By: Kate Sullivan
Publisher: Sleeping Bear Press
Publication Date: September 2013
Reviewed by: Deb Fowler
Review Date: October 2013
It was boring, nothing but boring. Stella Mae Culpepper stood on her bed looking out the window on “the first day of winter vacation.” The most exciting thing were her red and white stripped pajamas. Stella Mae listened and watched her boring Linden Square neighbors as they did all the boring things they always did. None of them really ever spoke to her, but she knew all about them. Fernando lived upstairs and “liked to play video games and sing karoaoke.” Of course he couldn’t hold a tune. And then there was Miss Arpeggio, the Mouse Lady, and the old man who collected bottles. It was boring, nothing but boring. There wasn’t much going on in Linden Square.
Stella Mae looked around Linden Square with her binoculars. Next door, across the street, upstairs, and downstairs people went about their business. Downstairs “a guy with a pencil mustache practiced the slide trombone.” Fum, fum, fum! Across the street a couple of kids were having a pillow fight and that was a little tiny bit more interesting. That night the snow began to swish and swirl around the building. “It snowed all night, all the next day, and into the next night.” The next day Stella Mae ran out to greet the snow and began to make a snow sculpture. Linden Square, the boring, nothing but boring, neighborhood suddenly sprang to life. What could possibly happen to make that boring neighborhood seem exciting?

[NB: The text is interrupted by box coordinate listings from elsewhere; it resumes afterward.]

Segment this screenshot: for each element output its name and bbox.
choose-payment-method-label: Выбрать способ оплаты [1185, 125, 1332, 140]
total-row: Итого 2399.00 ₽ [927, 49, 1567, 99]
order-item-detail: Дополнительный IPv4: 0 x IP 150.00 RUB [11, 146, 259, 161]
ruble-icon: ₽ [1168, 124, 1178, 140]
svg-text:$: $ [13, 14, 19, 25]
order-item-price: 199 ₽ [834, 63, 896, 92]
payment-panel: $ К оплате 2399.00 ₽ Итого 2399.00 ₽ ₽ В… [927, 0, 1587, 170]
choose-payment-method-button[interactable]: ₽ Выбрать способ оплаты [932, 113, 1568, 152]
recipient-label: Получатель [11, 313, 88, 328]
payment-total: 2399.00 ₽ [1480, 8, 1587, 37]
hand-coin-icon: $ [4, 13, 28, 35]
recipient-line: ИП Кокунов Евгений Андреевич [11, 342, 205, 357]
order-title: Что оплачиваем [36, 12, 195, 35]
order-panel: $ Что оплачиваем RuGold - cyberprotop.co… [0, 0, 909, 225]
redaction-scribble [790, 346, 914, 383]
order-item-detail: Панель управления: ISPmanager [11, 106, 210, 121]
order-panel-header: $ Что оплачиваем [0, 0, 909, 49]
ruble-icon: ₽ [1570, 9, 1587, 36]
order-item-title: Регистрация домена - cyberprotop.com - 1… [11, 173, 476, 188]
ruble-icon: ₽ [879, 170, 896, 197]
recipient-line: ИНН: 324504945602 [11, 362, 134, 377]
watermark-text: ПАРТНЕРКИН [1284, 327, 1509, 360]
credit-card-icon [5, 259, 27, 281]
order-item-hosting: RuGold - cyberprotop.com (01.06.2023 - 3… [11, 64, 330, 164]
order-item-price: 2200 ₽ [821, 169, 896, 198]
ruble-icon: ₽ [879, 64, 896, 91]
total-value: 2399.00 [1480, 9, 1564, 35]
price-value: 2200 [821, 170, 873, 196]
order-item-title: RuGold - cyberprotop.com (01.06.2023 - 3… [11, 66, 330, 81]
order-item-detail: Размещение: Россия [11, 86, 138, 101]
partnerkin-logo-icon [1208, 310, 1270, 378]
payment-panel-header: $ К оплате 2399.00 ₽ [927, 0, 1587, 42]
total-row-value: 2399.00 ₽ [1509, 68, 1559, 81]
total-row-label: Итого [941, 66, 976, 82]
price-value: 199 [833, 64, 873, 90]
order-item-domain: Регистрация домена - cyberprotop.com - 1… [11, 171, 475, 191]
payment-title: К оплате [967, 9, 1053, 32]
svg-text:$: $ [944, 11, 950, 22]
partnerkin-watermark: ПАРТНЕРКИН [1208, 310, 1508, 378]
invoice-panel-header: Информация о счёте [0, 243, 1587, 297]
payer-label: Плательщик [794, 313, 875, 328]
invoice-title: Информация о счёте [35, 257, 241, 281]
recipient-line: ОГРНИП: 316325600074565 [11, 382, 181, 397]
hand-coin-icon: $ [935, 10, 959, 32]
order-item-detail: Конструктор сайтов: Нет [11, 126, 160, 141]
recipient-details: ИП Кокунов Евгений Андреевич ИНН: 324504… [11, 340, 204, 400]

This is the tale of Stella Mae Culpepper who discovered that Linden Square really was a fun place to live. Naturally, Stella Mae, like many children, is very curious and knows everything there is to know about her neighborhood, but doesn't actually know some of the people. In this captivating story, Stella Mae gets to know and like them once she sees a side of them she’d never seen before in the aftermath of a blizzard. Once those boring, lifeless people get together to have a little fun they seem much different than they did before. The artwork is charming, whimsical and quite appealing. In the back of the book is a glossary of musical, literary, and cultural references found in the pages of this book.
Quill says: This charming story will captivate young readers as they learn about multi-cultural concepts that can be found in Linden Square!